After reading the resuts of their findings I wanted to try some of the brands that I have not tasted myself. I went to the store today and picked up a can of Progresso Italian style whole peeled tomatoes, and a can of Tuttorosso Italian style peeled plum shaped tomatoes.
After opening both cans I was very happy to see the white plastic (?) coating on the inside of both of these cans. This is a feature I have only found in a few brands of tomatoes (one being La Regina) and I wish all the brands would use it. After trying both cans it was nice to find very little or no tin can aftertaste. I attribute this to the cans coating. Why Escalon and Stanislaus don't do this is beyond me. Still, they do still have some of the very best tasting tomatoes, so who am I to complain.
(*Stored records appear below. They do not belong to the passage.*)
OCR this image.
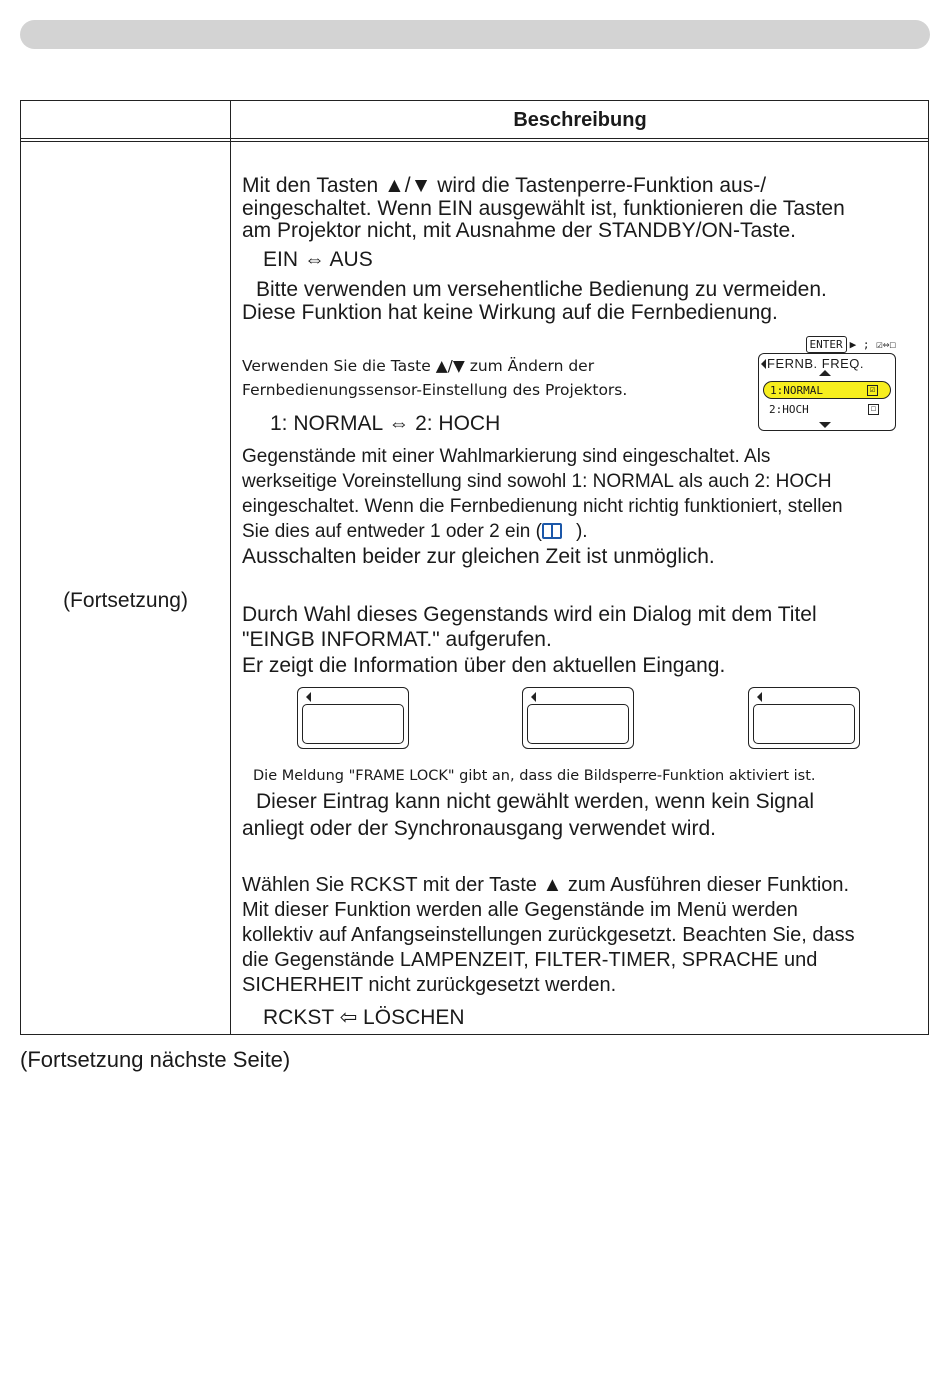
Beschreibung
(Fortsetzung)
Mit den Tasten ▲/▼ wird die Tastenperre-Funktion aus-/
eingeschaltet. Wenn EIN ausgewählt ist, funktionieren die Tasten
am Projektor nicht, mit Ausnahme der STANDBY/ON-Taste.
EIN ⇔ AUS
Bitte verwenden um versehentliche Bedienung zu vermeiden.
Diese Funktion hat keine Wirkung auf die Fernbedienung.
Verwenden Sie die Taste ▲/▼ zum Ändern der
Fernbedienungssensor-Einstellung des Projektors.
1: NORMAL ⇔ 2: HOCH
Gegenstände mit einer Wahlmarkierung sind eingeschaltet. Als
werkseitige Voreinstellung sind sowohl 1: NORMAL als auch 2: HOCH
eingeschaltet. Wenn die Fernbedienung nicht richtig funktioniert, stellen
Sie dies auf entweder 1 oder 2 ein ( ).
Ausschalten beider zur gleichen Zeit ist unmöglich.
Durch Wahl dieses Gegenstands wird ein Dialog mit dem Titel
"EINGB INFORMAT." aufgerufen.
Er zeigt die Information über den aktuellen Eingang.
Die Meldung "FRAME LOCK" gibt an, dass die Bildsperre-Funktion aktiviert ist.
Dieser Eintrag kann nicht gewählt werden, wenn kein Signal
anliegt oder der Synchronausgang verwendet wird.
Wählen Sie RCKST mit der Taste ▲ zum Ausführen dieser Funktion.
Mit dieser Funktion werden alle Gegenstände im Menü werden
kollektiv auf Anfangseinstellungen zurückgesetzt. Beachten Sie, dass
die Gegenstände LAMPENZEIT, FILTER-TIMER, SPRACHE und
SICHERHEIT nicht zurückgesetzt werden.
RCKST ⇦ LÖSCHEN
ENTER ▶ ; ☑⇔☐
FERNB. FREQ.
1:NORMAL	☑
2:HOCH	☐
(Fortsetzung nächste Seite)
Right away I noticed that the Progresso tomatoes had much of the peel still left on and many yellow discolorations. The Tuttorosso tomatoes were all pure red with 100% usable tomato product. The consistency of the Tuttorosso was also superior. They were easy to crush, but firm, and not veiny with hard spots like the Progresso. The Tuttoroso tomatoes won out in the flavor department as well. They had a subtle sweetness and a nice pure tomato flavor. The Progresso were bland. They reminded me of a lesser grade example of the Escalon Bella Rosa tomatoes (which I also dislike). I still can't figure out why I love most of the Escalon products so much, but the Bella Rosa whole peeled tomatoes they sell are so bad. Maybe I need to try another batch.
In the end, I have to agree with Cooks Illustrated on the La Reginas, the Pastene, and the Tuttoroso, but definitely not on the Progresso. The only explanation I can find for the Progresso beating out these other great brands is the fact that cans of tomatoes can vary so greatly from batch to batch even within the same product.
One last thing, the Progresso cost more at 1.69 a can with the Tuttorosso only costing .99.